In a state that as recently as 2020 experienced a single day record of 21,321 calls to domestic violence hotlines (nearly 15 calls a minute) having Texas’ domestic violence laws explained can illuminate the state’s light penalties and enforcement which may clarify this crisis. Here’s a list of the Lone Star State’s domestic violence laws as well as some reasons why they, unfortunately, don’t stack up to various other states.

Texas Domestic Violence Laws:

Domestic violence laws in Texas fall under the state’s assault statutes and cover a wide range of assaults committed by those constituting family or household members. Here are the Texas domestic violence laws and penalties explained in depth.

Family Violence:

In Texas, domestic violence is interchangeable with family violence which is committed against a member of one’s household or family such as a:

  • Past or present romantic partner (whether it be your husband, ex-husband, girlfriend, ex-girlfriend, or parent of the same child).
  • Relative by blood, marriage, or adoption.
  • Foster parent or child.

Family violence is classified by severity as either domestic assault, aggravated domestic assault, or continuous violence against the family.

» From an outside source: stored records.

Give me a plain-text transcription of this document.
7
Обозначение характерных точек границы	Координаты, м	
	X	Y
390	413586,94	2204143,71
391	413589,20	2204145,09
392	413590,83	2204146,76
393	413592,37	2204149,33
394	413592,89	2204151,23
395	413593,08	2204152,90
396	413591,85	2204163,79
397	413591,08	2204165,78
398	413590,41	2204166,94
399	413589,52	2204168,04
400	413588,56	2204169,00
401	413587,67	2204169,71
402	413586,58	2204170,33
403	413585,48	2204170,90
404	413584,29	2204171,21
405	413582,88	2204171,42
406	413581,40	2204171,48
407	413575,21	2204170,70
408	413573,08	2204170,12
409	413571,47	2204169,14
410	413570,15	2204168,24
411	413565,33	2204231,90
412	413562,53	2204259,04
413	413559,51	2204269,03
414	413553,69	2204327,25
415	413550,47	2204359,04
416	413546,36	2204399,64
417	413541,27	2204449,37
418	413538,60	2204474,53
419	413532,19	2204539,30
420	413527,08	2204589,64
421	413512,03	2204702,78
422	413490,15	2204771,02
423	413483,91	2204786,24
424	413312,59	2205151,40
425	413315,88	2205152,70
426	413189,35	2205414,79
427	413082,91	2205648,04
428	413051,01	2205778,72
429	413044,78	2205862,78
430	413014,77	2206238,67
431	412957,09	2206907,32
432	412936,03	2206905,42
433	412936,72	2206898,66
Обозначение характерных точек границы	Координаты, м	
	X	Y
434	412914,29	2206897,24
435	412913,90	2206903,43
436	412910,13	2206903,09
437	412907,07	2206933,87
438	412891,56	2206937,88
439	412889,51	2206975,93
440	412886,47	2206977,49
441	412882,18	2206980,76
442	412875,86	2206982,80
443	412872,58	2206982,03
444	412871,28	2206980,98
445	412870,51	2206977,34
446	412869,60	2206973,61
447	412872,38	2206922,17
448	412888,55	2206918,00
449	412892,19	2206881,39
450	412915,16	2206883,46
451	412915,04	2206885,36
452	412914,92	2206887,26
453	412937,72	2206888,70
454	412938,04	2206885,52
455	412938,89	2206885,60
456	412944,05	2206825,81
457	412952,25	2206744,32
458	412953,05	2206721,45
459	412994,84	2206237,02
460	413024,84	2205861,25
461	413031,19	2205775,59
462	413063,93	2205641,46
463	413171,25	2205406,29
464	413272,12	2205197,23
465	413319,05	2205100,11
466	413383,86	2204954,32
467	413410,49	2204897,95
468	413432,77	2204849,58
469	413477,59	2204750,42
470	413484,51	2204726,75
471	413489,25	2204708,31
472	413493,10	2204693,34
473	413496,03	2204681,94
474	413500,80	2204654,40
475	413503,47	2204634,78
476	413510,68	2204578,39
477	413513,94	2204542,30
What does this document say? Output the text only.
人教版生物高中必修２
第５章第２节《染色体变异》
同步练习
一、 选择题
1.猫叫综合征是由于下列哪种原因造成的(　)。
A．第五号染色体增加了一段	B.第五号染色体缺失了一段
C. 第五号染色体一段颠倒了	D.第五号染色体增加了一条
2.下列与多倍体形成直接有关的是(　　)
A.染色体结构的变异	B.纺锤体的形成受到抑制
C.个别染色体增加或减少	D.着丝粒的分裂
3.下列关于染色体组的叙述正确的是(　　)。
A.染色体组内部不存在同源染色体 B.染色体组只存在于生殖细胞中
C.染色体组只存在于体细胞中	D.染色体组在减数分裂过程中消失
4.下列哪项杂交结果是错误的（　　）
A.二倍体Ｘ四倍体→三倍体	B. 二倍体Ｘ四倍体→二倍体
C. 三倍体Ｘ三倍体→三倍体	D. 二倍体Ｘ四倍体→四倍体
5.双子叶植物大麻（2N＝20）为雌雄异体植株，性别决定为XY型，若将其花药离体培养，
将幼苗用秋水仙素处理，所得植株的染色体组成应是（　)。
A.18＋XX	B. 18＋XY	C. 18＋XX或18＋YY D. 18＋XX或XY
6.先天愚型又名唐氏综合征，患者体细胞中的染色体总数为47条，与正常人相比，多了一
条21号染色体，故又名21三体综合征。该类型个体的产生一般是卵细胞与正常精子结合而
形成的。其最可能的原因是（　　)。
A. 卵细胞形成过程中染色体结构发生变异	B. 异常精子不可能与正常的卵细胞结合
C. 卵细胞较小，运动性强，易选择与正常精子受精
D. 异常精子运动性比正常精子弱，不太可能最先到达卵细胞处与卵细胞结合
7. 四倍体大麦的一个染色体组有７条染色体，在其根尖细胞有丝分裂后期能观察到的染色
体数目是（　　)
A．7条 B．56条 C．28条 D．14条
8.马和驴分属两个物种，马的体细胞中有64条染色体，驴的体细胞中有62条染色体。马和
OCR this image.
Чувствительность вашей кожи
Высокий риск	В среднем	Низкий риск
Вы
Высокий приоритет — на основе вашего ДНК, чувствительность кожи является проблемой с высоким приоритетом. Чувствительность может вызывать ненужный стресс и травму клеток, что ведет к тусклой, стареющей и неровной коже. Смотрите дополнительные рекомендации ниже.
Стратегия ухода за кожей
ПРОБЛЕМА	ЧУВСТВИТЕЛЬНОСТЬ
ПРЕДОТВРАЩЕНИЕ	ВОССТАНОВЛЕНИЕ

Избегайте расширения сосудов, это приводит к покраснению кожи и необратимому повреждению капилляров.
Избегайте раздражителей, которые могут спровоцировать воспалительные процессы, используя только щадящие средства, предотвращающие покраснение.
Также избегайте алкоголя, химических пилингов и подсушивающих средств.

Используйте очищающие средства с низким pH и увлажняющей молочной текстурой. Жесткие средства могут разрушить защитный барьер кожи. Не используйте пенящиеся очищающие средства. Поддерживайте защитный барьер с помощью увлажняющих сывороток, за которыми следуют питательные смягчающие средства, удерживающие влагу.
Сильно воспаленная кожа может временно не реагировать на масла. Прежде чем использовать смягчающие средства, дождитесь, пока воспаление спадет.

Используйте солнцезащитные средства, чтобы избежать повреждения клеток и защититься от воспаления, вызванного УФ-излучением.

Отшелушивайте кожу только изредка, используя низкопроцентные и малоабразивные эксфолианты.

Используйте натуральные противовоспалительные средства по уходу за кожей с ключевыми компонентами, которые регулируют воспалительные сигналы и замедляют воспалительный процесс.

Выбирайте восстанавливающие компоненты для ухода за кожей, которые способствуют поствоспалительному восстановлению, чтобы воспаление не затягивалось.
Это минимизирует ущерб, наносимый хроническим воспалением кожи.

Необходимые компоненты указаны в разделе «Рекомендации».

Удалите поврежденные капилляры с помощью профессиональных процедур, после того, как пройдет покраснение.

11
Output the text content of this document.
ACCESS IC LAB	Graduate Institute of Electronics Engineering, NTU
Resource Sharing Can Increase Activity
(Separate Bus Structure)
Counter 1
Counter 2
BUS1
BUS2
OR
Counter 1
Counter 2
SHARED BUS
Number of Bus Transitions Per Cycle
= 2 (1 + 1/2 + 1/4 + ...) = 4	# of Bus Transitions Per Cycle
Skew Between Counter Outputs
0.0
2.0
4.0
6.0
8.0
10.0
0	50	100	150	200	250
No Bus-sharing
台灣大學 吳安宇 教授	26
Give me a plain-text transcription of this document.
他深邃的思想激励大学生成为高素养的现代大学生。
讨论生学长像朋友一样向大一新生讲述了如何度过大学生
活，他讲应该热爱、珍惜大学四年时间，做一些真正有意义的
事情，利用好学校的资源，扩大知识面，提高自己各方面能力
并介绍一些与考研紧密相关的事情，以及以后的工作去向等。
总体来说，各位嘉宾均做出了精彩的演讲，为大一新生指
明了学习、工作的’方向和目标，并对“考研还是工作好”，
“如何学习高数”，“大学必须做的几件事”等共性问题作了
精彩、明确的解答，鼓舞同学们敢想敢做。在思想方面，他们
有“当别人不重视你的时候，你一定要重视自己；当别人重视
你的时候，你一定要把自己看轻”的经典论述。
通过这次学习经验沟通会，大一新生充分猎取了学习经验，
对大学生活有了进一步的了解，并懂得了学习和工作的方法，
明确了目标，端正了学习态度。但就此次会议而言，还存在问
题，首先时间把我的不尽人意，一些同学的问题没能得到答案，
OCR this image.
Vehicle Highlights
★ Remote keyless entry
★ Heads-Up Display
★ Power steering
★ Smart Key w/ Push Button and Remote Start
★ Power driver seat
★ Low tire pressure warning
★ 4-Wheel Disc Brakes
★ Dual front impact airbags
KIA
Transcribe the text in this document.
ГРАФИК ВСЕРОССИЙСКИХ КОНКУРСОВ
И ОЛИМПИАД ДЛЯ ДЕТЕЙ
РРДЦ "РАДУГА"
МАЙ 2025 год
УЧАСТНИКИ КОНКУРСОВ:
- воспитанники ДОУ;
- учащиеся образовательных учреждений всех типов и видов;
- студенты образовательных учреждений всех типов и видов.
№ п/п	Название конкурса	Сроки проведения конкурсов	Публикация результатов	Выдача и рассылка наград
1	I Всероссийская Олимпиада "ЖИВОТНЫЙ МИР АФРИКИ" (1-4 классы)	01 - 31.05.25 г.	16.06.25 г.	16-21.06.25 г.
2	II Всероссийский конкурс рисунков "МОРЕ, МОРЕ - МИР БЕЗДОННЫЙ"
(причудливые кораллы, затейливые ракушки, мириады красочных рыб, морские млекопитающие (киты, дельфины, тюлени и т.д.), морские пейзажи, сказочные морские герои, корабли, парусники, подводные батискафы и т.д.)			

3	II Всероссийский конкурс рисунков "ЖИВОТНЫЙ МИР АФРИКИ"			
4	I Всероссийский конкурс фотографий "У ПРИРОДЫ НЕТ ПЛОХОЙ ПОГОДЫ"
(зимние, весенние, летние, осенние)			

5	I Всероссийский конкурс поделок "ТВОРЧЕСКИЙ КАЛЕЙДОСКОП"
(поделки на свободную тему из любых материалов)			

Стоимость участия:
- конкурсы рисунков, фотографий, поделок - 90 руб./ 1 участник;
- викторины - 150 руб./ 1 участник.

Domestic Assault is classified as intentionally, recklessly, or knowingly inflicting bodily injury, threatening bodily injury, or causing physical contact that would reasonably be regarded as provocative or offensive.

Domestic assault is the least severe form of family violence and upon a first time conviction can result in a simple Class A misdemeanor carrying up to one year in county jail and a maximum fine of $4,000. If the assault included strangulation or suffocation, or if the assailant has past domestic assault convictions, charges are likely to be elevated to a third degree felony which carries a prison sentence of up to ten years and a maximum fine of $10,000.

Aggravated domestic assault is classified as the infliction of serious bodily injury or pain or the use of a deadly weapon such as a knife, gun, or bat. Aggravated domestic assault will result in second degree felony charges which carry up to 20 years in prison and a maximum fine of $10,000.

Continued domestic violence against the family is the most severe family violence charge and occurs when a defendant has been charged with two domestic assaults within 12 months. Regardless of whether an assault led to a conviction or was committed against the same person, two charges in a year will result in a third degree felony carrying up to a year in jail and a maximum fine of $4,000.

Protective Orders:

Those looking to have Texas domestic violence laws explained should also have an understanding of protective orders. Victims of domestic violence can apply for a court order of protection. If granted, an order of protection can order an abuser to:

  • Refrain from contact, including staying away from a victim, their family, home, workplace, or children’s daycare or school.
  • Refrain from hurting, threatening, or harassing a victim or their children directly or through a third party.
  • Refrain from carrying a gun regardless of licensing.

Protective orders for family violence usually last two years, with violations constituting a state jail felony carrying 180 days to two years in jail and a maximum fine of $10,000.

Federal and Statewide Comparisons: Texas Domestic Violence Laws Explained:

While Texas has a wide application of who constitutes “family” under family violence charges compared to other states, they have a loose enforcement of several federal and statewide domestic violence statutes. This includes the federal Gun Control Act which dictates that abusers cannot possess firearms. Although domestic abusers are banned from owning guns in Texas, abusers are not required to turn in their firearms to law enforcement and can petition the court to reinstate their gun ownership upon serving their sentence.

Additionally, unlike many states where it is mandatory for an officer to arrest an individual if there is probable cause of domestic violence, in Texas an officer with probable cause has complete discretion to arrest or ignore someone believed guilty of family violence. Considering that evidence shows that officers only make arrests in 20-50 percent of cases with clear evidence of a protective order violation, a discretionary arrest policy can have harrowing consequences.